University Relations portfolio manager Chasity Leek-Watson explained that companies compete fiercely for HBCU talent because the schools tend to have smaller classroom sizes, which allows them to give more concentrated attention to each student’s professional and personal development.
“Going to an HBCU is like going to school with family: aunts, uncles, moms, dads,” Leek-Watson said. “There are high expectations of how you represent them and the school once you graduate. You carry the legacy of those that came before you who pursued educational excellence even if there were a lot of barriers.
The term “legacy” is not a stranger to Leek-Watson. She’s the third generation of her family to attend an HBCU and the second generation to work for Boeing — her parents are engineers employed by the company, and she grew up on the Space Coast in Florida before graduating from Florida A&M University.
“Our success relies on our ability to attract and grow talent from all backgrounds and perspectives,” said Michael Ford, vice president of Global Diversity & Inclusion. “These institutions are vital sources for our pipeline, but the competition is intense since so many other companies and industries seek the same forward-thinking innovators that we do.”
Boeing’s investment will help continue creating scholarships and internship opportunities, such as the one Watson completed during her five-year MBA program at Florida A&M.
Investing in a diverse talent pipeline
Boeing’s $6 million investment in the future technical workforce through a partnership with the Thurgood Marshall College Fund (TMCF) – the nation’s largest organization exclusively representing the black community college – is intended to be spread across eight Historically Black Colleges and Universities (HBCUs).
“If you look at the number of HBCU alumni working at Boeing, you know how critical these institutions are to our pipeline and progress,” said Ted Colbert, chief information officer, board member of the Thurgood Marshall College Fund and Morehouse University graduate. “Boeing is stronger because of the skills, diversity and passion they bring.”
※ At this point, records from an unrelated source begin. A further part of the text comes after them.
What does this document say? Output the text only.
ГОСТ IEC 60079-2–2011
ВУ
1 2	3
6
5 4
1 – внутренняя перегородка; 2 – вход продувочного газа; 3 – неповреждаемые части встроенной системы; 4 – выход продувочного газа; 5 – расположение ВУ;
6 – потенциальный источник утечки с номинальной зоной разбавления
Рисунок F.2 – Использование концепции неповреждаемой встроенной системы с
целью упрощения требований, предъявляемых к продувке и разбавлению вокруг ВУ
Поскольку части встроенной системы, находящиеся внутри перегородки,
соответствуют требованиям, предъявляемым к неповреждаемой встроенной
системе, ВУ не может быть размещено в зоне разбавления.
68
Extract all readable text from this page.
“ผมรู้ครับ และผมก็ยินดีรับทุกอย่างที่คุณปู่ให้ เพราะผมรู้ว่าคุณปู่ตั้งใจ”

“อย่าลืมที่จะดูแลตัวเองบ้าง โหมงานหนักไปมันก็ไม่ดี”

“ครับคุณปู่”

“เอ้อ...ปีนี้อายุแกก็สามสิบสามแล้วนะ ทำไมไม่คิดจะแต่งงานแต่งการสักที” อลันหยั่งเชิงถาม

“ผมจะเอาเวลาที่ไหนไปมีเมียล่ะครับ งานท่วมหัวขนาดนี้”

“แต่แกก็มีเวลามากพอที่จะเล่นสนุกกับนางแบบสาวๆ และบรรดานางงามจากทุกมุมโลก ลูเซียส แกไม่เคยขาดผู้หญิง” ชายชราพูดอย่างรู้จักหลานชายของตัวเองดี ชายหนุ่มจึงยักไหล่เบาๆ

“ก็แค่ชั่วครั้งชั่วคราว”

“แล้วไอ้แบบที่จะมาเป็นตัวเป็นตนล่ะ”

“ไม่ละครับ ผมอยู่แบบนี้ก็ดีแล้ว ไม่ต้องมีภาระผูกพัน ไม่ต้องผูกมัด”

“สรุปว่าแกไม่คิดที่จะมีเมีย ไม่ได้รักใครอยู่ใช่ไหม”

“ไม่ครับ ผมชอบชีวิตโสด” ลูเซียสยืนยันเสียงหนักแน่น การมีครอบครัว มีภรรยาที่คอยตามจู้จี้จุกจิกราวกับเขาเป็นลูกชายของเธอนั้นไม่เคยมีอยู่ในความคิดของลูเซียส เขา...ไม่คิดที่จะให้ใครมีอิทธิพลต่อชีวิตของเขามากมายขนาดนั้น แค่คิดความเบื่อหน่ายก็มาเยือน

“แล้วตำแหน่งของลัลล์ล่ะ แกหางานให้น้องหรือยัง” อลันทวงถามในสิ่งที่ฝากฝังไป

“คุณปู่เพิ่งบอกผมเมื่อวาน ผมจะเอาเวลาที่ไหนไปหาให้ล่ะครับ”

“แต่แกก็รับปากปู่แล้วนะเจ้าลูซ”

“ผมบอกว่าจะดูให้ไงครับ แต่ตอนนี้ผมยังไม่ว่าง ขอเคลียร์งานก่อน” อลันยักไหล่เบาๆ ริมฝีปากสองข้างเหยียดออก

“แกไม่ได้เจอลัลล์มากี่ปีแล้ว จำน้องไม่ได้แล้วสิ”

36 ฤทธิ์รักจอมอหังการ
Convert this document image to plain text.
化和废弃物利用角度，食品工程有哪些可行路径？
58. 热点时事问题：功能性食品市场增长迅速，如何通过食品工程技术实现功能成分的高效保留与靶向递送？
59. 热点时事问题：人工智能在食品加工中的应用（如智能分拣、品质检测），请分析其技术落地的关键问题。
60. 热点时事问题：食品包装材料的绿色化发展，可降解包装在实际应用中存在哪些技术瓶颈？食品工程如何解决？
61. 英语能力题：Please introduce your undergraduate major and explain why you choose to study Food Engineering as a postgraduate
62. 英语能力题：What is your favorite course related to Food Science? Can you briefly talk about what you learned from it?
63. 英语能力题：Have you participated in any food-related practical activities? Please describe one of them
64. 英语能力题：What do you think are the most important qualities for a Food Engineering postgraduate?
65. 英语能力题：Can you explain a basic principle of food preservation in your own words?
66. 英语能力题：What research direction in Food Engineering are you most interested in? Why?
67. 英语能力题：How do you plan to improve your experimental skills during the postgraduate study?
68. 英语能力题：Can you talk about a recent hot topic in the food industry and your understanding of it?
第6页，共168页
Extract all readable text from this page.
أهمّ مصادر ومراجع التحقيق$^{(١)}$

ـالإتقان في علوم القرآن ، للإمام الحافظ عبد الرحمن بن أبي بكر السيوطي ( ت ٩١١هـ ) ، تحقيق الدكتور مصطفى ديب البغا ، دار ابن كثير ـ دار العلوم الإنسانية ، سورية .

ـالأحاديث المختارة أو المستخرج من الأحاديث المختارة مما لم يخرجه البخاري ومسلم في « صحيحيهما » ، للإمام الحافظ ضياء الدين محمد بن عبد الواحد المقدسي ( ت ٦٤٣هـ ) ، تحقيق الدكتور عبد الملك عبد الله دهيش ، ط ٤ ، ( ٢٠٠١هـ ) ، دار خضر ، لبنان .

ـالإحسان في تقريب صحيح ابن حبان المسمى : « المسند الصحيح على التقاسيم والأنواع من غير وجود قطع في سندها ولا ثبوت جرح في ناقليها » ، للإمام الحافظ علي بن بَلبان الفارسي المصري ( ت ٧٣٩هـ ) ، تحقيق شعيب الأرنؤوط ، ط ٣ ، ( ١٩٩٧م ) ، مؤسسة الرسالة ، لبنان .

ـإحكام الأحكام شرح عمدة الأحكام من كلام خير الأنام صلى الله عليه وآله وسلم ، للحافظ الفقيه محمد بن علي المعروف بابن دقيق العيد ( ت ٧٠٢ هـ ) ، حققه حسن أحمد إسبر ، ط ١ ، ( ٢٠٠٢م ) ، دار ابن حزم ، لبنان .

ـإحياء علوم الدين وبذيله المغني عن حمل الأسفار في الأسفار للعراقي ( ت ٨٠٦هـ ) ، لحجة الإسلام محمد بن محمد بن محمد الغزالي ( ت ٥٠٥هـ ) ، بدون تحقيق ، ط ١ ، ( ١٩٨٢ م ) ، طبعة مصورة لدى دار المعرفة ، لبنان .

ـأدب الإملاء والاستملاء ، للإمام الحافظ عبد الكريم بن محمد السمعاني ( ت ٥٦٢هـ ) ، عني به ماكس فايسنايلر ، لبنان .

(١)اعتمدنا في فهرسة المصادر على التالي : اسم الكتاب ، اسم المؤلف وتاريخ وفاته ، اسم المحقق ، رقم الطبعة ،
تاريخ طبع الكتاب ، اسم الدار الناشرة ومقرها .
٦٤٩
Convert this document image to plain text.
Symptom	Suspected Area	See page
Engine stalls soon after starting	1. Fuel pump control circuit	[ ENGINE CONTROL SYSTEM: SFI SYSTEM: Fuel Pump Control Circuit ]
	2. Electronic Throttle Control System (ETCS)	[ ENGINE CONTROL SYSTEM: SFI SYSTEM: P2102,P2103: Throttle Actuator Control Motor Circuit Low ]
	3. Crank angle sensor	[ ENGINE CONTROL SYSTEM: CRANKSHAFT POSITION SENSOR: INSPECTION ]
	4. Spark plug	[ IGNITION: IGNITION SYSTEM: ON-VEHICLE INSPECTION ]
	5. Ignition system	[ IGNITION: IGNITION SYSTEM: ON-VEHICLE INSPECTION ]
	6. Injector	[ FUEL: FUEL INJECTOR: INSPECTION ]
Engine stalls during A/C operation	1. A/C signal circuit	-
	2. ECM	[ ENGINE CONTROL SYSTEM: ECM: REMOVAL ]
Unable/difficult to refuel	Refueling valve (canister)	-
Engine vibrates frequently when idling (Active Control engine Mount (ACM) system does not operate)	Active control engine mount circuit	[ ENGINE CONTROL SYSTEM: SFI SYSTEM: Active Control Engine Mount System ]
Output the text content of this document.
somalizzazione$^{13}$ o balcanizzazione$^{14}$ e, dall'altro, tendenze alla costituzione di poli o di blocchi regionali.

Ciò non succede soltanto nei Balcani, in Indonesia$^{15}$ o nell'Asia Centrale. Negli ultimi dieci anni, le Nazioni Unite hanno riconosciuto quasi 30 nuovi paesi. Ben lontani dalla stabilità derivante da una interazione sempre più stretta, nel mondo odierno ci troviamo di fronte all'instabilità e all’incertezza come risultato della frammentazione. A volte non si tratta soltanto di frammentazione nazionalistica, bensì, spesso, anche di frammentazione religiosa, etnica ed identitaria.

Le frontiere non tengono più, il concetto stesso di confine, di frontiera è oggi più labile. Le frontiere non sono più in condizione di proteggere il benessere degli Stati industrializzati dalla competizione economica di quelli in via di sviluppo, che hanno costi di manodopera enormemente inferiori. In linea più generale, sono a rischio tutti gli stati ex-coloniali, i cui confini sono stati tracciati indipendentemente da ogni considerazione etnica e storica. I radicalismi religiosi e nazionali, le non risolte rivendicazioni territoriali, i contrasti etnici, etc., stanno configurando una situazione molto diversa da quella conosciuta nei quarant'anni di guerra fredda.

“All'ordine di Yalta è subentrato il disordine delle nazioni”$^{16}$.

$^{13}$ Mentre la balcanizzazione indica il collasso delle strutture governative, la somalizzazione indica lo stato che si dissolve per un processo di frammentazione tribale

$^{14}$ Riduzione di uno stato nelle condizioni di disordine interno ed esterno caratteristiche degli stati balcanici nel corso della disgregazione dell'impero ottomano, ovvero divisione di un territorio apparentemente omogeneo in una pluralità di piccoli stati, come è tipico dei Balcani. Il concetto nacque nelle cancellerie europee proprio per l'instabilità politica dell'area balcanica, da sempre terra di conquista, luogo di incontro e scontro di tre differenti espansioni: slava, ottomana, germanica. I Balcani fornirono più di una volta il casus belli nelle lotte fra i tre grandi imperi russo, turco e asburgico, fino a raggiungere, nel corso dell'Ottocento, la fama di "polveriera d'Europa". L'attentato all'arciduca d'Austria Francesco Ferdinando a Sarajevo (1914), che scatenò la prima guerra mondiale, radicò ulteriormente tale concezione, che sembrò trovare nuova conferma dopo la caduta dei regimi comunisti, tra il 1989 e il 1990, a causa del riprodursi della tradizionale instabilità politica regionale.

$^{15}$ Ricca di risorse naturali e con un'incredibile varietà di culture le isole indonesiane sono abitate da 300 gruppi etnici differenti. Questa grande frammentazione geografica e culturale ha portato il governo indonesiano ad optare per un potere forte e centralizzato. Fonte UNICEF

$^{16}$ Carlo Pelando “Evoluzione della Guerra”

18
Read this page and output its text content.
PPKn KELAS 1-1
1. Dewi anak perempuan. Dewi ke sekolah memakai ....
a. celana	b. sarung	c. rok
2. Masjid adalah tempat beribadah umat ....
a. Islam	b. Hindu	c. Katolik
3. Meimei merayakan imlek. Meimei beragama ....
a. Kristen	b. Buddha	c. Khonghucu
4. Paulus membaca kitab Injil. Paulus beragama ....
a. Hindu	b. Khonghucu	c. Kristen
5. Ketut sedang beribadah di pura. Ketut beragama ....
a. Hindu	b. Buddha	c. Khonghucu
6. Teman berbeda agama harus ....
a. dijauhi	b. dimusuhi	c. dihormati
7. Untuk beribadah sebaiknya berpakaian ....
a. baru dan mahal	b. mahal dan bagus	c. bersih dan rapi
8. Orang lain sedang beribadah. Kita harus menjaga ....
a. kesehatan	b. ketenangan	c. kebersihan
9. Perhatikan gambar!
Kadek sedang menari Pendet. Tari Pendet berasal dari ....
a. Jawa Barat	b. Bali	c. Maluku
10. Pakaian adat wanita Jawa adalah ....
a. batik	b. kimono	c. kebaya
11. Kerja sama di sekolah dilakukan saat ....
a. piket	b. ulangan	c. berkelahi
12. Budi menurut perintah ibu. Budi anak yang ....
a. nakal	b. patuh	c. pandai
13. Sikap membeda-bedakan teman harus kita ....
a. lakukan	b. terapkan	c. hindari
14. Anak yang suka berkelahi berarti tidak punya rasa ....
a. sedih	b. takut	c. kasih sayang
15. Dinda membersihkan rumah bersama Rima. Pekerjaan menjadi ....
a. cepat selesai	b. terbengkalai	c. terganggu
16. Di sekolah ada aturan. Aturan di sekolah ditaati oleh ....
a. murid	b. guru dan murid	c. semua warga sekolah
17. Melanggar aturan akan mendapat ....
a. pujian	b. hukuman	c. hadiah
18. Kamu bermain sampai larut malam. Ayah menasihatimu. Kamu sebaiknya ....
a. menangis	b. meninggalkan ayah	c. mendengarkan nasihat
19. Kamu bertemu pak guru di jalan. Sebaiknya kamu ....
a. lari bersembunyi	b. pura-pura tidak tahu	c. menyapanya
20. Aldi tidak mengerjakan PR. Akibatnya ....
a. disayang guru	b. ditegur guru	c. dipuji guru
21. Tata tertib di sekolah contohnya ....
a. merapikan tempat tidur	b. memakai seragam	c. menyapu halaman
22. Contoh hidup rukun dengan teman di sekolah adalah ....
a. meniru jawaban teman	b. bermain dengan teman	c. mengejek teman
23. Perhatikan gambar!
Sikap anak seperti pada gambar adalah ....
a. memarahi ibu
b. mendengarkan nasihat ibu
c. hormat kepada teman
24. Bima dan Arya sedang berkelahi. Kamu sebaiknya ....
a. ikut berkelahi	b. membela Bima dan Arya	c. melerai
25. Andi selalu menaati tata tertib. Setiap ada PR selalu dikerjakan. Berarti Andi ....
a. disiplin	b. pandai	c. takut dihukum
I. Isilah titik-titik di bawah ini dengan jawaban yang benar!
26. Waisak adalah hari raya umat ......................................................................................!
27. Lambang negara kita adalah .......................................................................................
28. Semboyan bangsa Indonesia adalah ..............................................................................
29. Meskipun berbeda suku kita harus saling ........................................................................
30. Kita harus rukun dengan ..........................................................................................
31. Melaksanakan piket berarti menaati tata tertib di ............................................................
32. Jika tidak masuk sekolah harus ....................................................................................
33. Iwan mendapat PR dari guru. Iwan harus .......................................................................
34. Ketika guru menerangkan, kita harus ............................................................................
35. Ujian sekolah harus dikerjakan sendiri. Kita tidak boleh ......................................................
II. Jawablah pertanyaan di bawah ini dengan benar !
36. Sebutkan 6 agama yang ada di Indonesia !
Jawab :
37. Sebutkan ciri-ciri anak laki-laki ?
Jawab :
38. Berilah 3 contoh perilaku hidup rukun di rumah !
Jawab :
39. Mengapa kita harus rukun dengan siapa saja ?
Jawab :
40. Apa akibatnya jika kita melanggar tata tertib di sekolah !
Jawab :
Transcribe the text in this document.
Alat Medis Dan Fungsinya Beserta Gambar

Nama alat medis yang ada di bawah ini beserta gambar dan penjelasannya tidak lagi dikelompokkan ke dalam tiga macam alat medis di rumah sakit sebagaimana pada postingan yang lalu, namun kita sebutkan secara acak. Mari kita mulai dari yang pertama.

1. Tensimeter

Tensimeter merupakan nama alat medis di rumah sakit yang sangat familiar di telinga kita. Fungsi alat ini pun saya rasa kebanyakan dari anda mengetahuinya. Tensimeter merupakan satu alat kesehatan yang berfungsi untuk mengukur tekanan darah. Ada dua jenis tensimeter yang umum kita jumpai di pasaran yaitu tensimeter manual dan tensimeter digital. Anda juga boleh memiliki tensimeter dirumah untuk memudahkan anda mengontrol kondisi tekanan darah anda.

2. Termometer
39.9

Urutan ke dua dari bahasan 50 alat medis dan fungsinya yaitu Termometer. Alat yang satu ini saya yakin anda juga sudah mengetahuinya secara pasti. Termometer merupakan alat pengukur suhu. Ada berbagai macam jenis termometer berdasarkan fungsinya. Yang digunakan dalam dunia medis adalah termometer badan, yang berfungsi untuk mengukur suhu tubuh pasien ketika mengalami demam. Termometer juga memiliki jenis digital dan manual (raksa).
Boeing’s investment will focus on three areas:
- Scholarships and internships
- Immersive “bootcamp” experiences at Boeing sites across the U.S. that provide students with hands-on experience
- On-campus engagements that provide high touch collaboration opportunities for students, faculty and administrators
HBCU partners include Alabama A&M University, Clark Atlanta University, Morehouse College, Spelman College, Howard University, Morgan State University, North Carolina A&T State University and Tuskegee University. Students from other HBCUs such as South Carolina State University, Southern University, Prairie View A&M University, Florida A&M University and Tennessee State University will continue to receive investments from Boeing focused on infrastructure and capability building as well as benefit from the investment through the Thurgood Marshall College Fund’s Leadership Institute.